A day before the Delhi Assembly discusses the amendment to the Right to Education (RTE) Act that will do away with the “no-detention policy”, educationists, NGOs and experts alike have come out in strong opposition of the move. They have called it “damaging, regressive and counter-productive” for school education.
Deputy Chief Minister Manish Sisodia Friday had tabled the Right of Children to Free and Compulsory Education (Delhi Amendment) Bill, 2015, which proposes the abolition of the no-detention policy till Class VIII. No class is specified after which detention will be legal, implying that children can be held back from entry level.
Staunchly defending the move, Sisodia had said, “We have to first prepare the ground, strengthen the Continuous Comprehensive Evaluation (CCE) System and prepare our teachers and students… As of now, our assessment shows this system has done a lot of damage… Giving quality CCE to ensure the child is ready for the next level is something the government wants to focus on. Once the planned changes in teacher training and curriculum are in place, we can say that we are ready for no-detention policy.”
However, educationists have termed the decision regressive.
“The biggest problem with the move is that it places the blame on the student for not being able to perform while absolving the school of any blame. It will prove to be most damaging for poor students as they will be the first to be pushed out of the system,” said Anita Rampal, Dean, Faculty of Education, Delhi University.
“Instead of failing the child, the government needs to asks what it has done to create an enabling, learning environment for children…,” she added.
Sisodia had also cited results of examinations from 2011 to 2014, where large sections of students failed but were still promoted — 14 per cent from Class VI in 2011-12, 18 per cent the next year and 25 per cent in 2013-14. The trends were similar for classes VII and VIII.

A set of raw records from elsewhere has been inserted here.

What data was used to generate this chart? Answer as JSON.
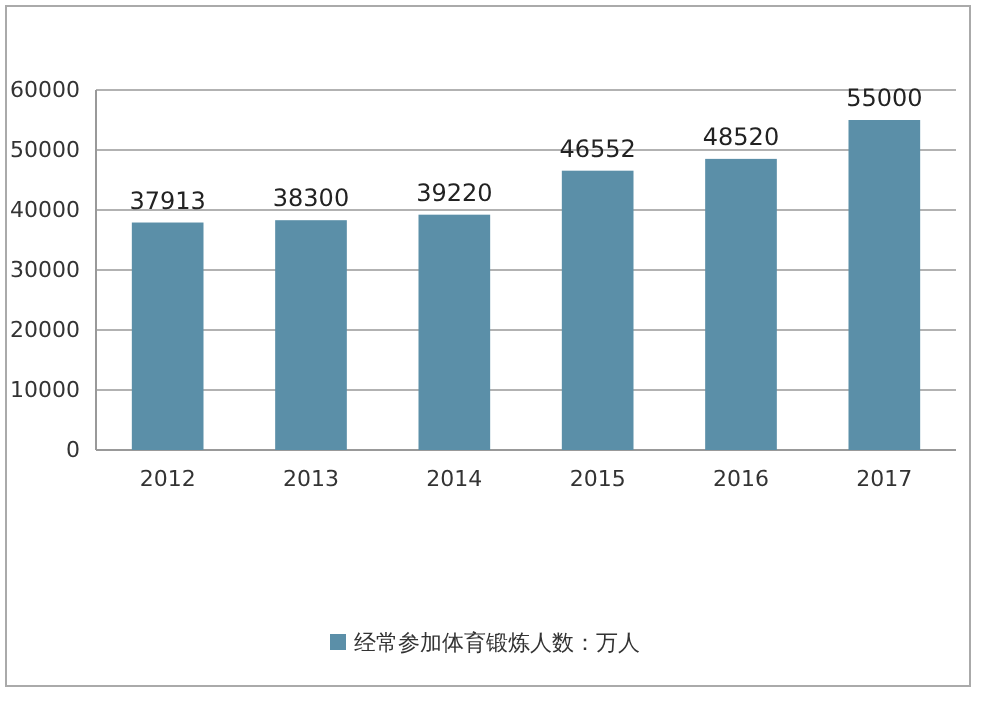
{
  "chart_data": {
    "type": "bar",
    "categories": [
      "2012",
      "2013",
      "2014",
      "2015",
      "2016",
      "2017"
    ],
    "series": [
      {
        "name": "经常参加体育锻炼人数：万人",
        "color": "#5b8fa8",
        "values": [
          37913,
          38300,
          39220,
          46552,
          48520,
          55000
        ]
      }
    ],
    "ylim": [
      0,
      60000
    ],
    "yticks": [
      0,
      10000,
      20000,
      30000,
      40000,
      50000,
      60000
    ],
    "grid": "y",
    "data_labels": true,
    "legend": "bottom"
  }
}
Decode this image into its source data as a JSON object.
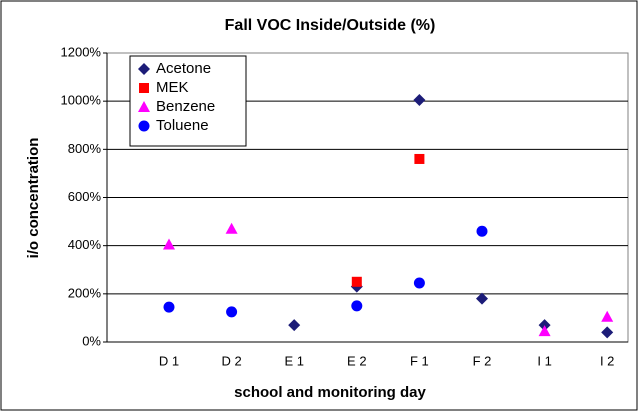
{
  "chart_data": {
    "type": "scatter",
    "title": "Fall VOC Inside/Outside (%)",
    "x_label": "school and monitoring day",
    "y_label": "i/o concentration",
    "categories": [
      "D 1",
      "D 2",
      "E 1",
      "E 2",
      "F 1",
      "F 2",
      "I 1",
      "I 2"
    ],
    "series": [
      {
        "name": "Acetone",
        "color": "#1c1c78",
        "marker": "diamond",
        "values": [
          null,
          null,
          70,
          230,
          1005,
          180,
          70,
          40
        ]
      },
      {
        "name": "MEK",
        "color": "#ff0000",
        "marker": "square",
        "values": [
          null,
          null,
          null,
          250,
          760,
          null,
          null,
          null
        ]
      },
      {
        "name": "Benzene",
        "color": "#ff00ff",
        "marker": "triangle",
        "values": [
          405,
          470,
          null,
          null,
          null,
          null,
          45,
          105
        ]
      },
      {
        "name": "Toluene",
        "color": "#0000ff",
        "marker": "circle",
        "values": [
          145,
          125,
          null,
          150,
          245,
          460,
          null,
          null
        ]
      }
    ],
    "ylim": [
      0,
      1200
    ],
    "yticks": [
      {
        "value": 0,
        "label": "0%"
      },
      {
        "value": 200,
        "label": "200%"
      },
      {
        "value": 400,
        "label": "400%"
      },
      {
        "value": 600,
        "label": "600%"
      },
      {
        "value": 800,
        "label": "800%"
      },
      {
        "value": 1000,
        "label": "1000%"
      },
      {
        "value": 1200,
        "label": "1200%"
      }
    ],
    "grid": true,
    "legend": "top-left"
  }
}
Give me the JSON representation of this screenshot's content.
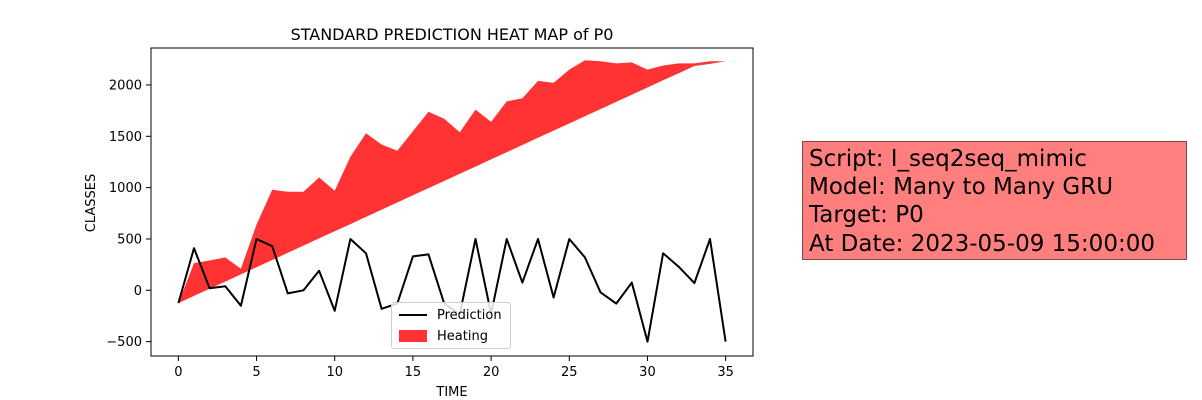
{
  "chart_data": {
    "type": "line",
    "title": "STANDARD PREDICTION HEAT MAP of P0",
    "xlabel": "TIME",
    "ylabel": "CLASSES",
    "xlim": [
      -1.75,
      36.75
    ],
    "ylim": [
      -640,
      2360
    ],
    "xticks": [
      0,
      5,
      10,
      15,
      20,
      25,
      30,
      35
    ],
    "yticks": [
      -500,
      0,
      500,
      1000,
      1500,
      2000
    ],
    "legend_placement": "lower center",
    "grid": false,
    "series": [
      {
        "name": "Prediction",
        "kind": "line",
        "color": "#000000",
        "x": [
          0,
          1,
          2,
          3,
          4,
          5,
          6,
          7,
          8,
          9,
          10,
          11,
          12,
          13,
          14,
          15,
          16,
          17,
          18,
          19,
          20,
          21,
          22,
          23,
          24,
          25,
          26,
          27,
          28,
          29,
          30,
          31,
          32,
          33,
          34,
          35
        ],
        "y": [
          -125,
          410,
          20,
          40,
          -150,
          500,
          430,
          -30,
          0,
          190,
          -200,
          500,
          360,
          -180,
          -130,
          330,
          350,
          -130,
          -230,
          500,
          -230,
          500,
          75,
          500,
          -70,
          500,
          320,
          -20,
          -130,
          75,
          -500,
          360,
          230,
          70,
          500,
          -500
        ]
      },
      {
        "name": "Heating",
        "kind": "fill_between",
        "color": "#ff0000",
        "alpha": 0.8,
        "x": [
          0,
          1,
          2,
          3,
          4,
          5,
          6,
          7,
          8,
          9,
          10,
          11,
          12,
          13,
          14,
          15,
          16,
          17,
          18,
          19,
          20,
          21,
          22,
          23,
          24,
          25,
          26,
          27,
          28,
          29,
          30,
          31,
          32,
          33,
          34,
          35
        ],
        "upper": [
          -125,
          265,
          290,
          320,
          210,
          640,
          980,
          960,
          960,
          1100,
          970,
          1300,
          1530,
          1420,
          1360,
          1550,
          1740,
          1670,
          1540,
          1760,
          1640,
          1840,
          1870,
          2040,
          2020,
          2150,
          2240,
          2230,
          2210,
          2220,
          2150,
          2190,
          2210,
          2210,
          2230,
          2230
        ],
        "lower": [
          -125,
          -55,
          15,
          85,
          155,
          225,
          295,
          365,
          435,
          505,
          575,
          645,
          715,
          785,
          855,
          925,
          995,
          1065,
          1135,
          1205,
          1275,
          1345,
          1415,
          1485,
          1555,
          1625,
          1695,
          1765,
          1835,
          1905,
          1975,
          2045,
          2115,
          2185,
          2205,
          2230
        ]
      }
    ]
  },
  "info_box": {
    "lines": [
      "Script: I_seq2seq_mimic",
      "Model: Many to Many GRU",
      "Target: P0",
      "At Date: 2023-05-09 15:00:00"
    ]
  }
}
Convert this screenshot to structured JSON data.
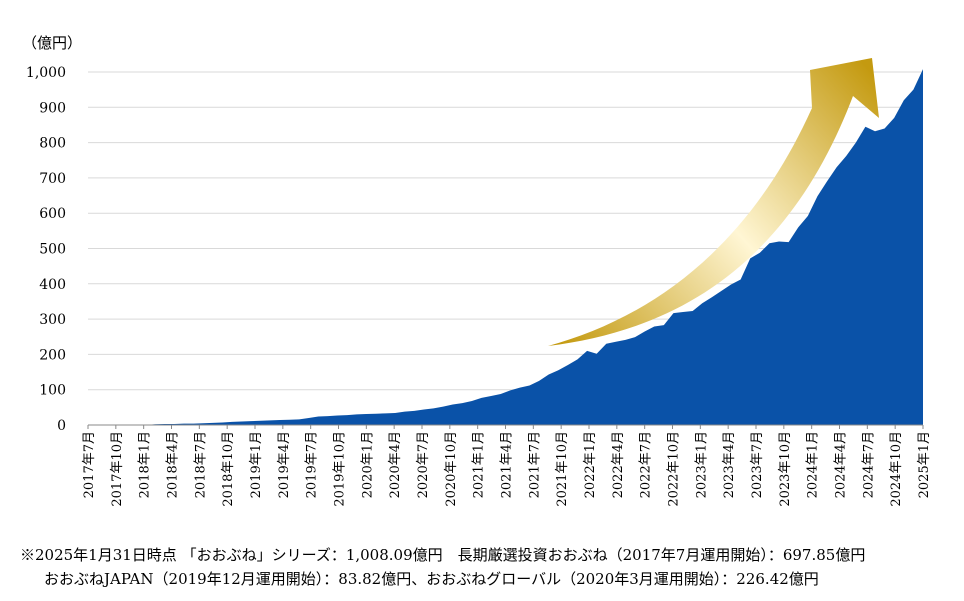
{
  "chart_data": {
    "type": "area",
    "unit_label": "（億円）",
    "ylim": [
      0,
      1000
    ],
    "yticks": [
      "0",
      "100",
      "200",
      "300",
      "400",
      "500",
      "600",
      "700",
      "800",
      "900",
      "1,000"
    ],
    "ytick_values": [
      0,
      100,
      200,
      300,
      400,
      500,
      600,
      700,
      800,
      900,
      1000
    ],
    "grid": true,
    "area_color": "#0a52a8",
    "arrow_colors": [
      "#c49a10",
      "#fff6d4",
      "#c49a10"
    ],
    "x_labels": [
      "2017年7月",
      "2017年10月",
      "2018年1月",
      "2018年4月",
      "2018年7月",
      "2018年10月",
      "2019年1月",
      "2019年4月",
      "2019年7月",
      "2019年10月",
      "2020年1月",
      "2020年4月",
      "2020年7月",
      "2020年10月",
      "2021年1月",
      "2021年4月",
      "2021年7月",
      "2021年10月",
      "2022年1月",
      "2022年4月",
      "2022年7月",
      "2022年10月",
      "2023年1月",
      "2023年4月",
      "2023年7月",
      "2023年10月",
      "2024年1月",
      "2024年4月",
      "2024年7月",
      "2024年10月",
      "2025年1月"
    ],
    "values": [
      0,
      0,
      0,
      0,
      0,
      0,
      0,
      2,
      3,
      3,
      4,
      4,
      5,
      6,
      7,
      9,
      10,
      11,
      12,
      13,
      14,
      15,
      16,
      20,
      24,
      25,
      27,
      28,
      30,
      31,
      32,
      33,
      34,
      38,
      40,
      44,
      47,
      52,
      58,
      62,
      68,
      77,
      82,
      88,
      98,
      106,
      112,
      125,
      143,
      155,
      170,
      186,
      210,
      202,
      230,
      236,
      241,
      249,
      265,
      279,
      283,
      317,
      320,
      323,
      345,
      362,
      380,
      398,
      412,
      472,
      488,
      515,
      520,
      518,
      560,
      592,
      648,
      690,
      730,
      762,
      800,
      845,
      832,
      840,
      870,
      920,
      950,
      1008
    ]
  },
  "notes": {
    "line1": "※2025年1月31日時点 「おおぶね」シリーズ：1,008.09億円　長期厳選投資おおぶね（2017年7月運用開始）：697.85億円",
    "line2": "おおぶねJAPAN（2019年12月運用開始）：83.82億円、おおぶねグローバル（2020年3月運用開始）：226.42億円"
  }
}
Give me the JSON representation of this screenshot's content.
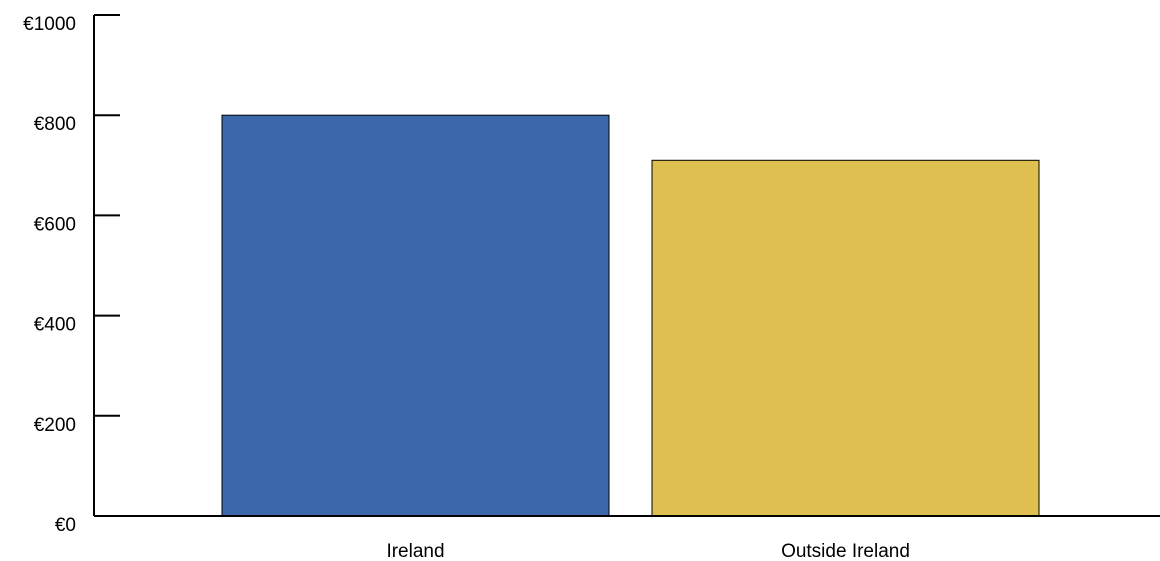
{
  "chart_data": {
    "type": "bar",
    "title": "",
    "xlabel": "",
    "ylabel": "",
    "categories": [
      "Ireland",
      "Outside Ireland"
    ],
    "values": [
      800,
      710
    ],
    "colors": [
      "#3d67ab",
      "#debf4f"
    ],
    "ylim": [
      0,
      1000
    ],
    "yticks": [
      0,
      200,
      400,
      600,
      800,
      1000
    ],
    "ytick_labels": [
      "€0",
      "€200",
      "€400",
      "€600",
      "€800",
      "€1000"
    ],
    "grid": false,
    "legend": "none"
  }
}
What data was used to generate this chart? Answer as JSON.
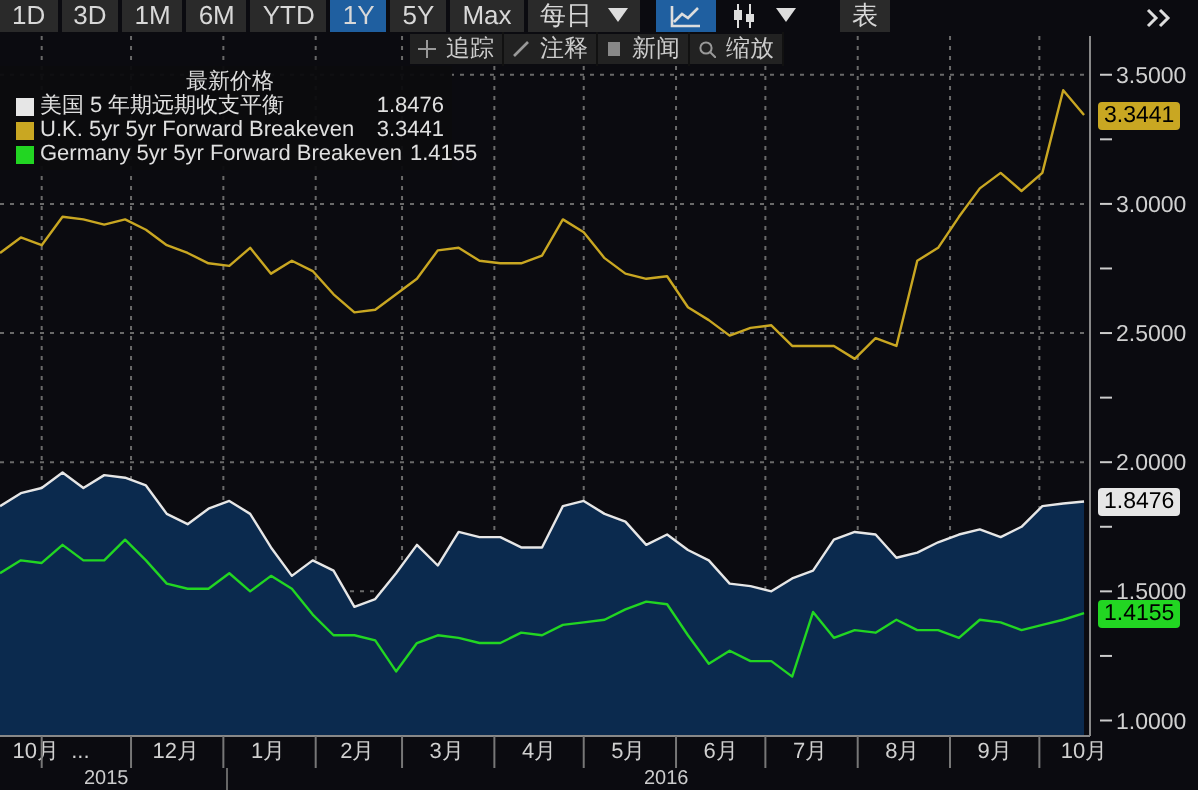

Sisodia had also observed that some provisions of the RTE Act were prohibiting quality education.
“No-detention policy up to Class VIII is creating problems for such children who are not attaining minimum level of learning of appropriate class. These problems are realised when these children are promoted to the next class,” said Sisodia.
Refuting the government claims of the policy ‘deteriorating standards’ of education, experts questioned the validity of the government’s claims.
“Across the world, the no-detention policy has been successfully implemented with great results for students. If it can be done everywhere, why not India?” said Parth Shah, president, Center for Civil Society, adding that the government should hire more teachers and conduct remedial classes.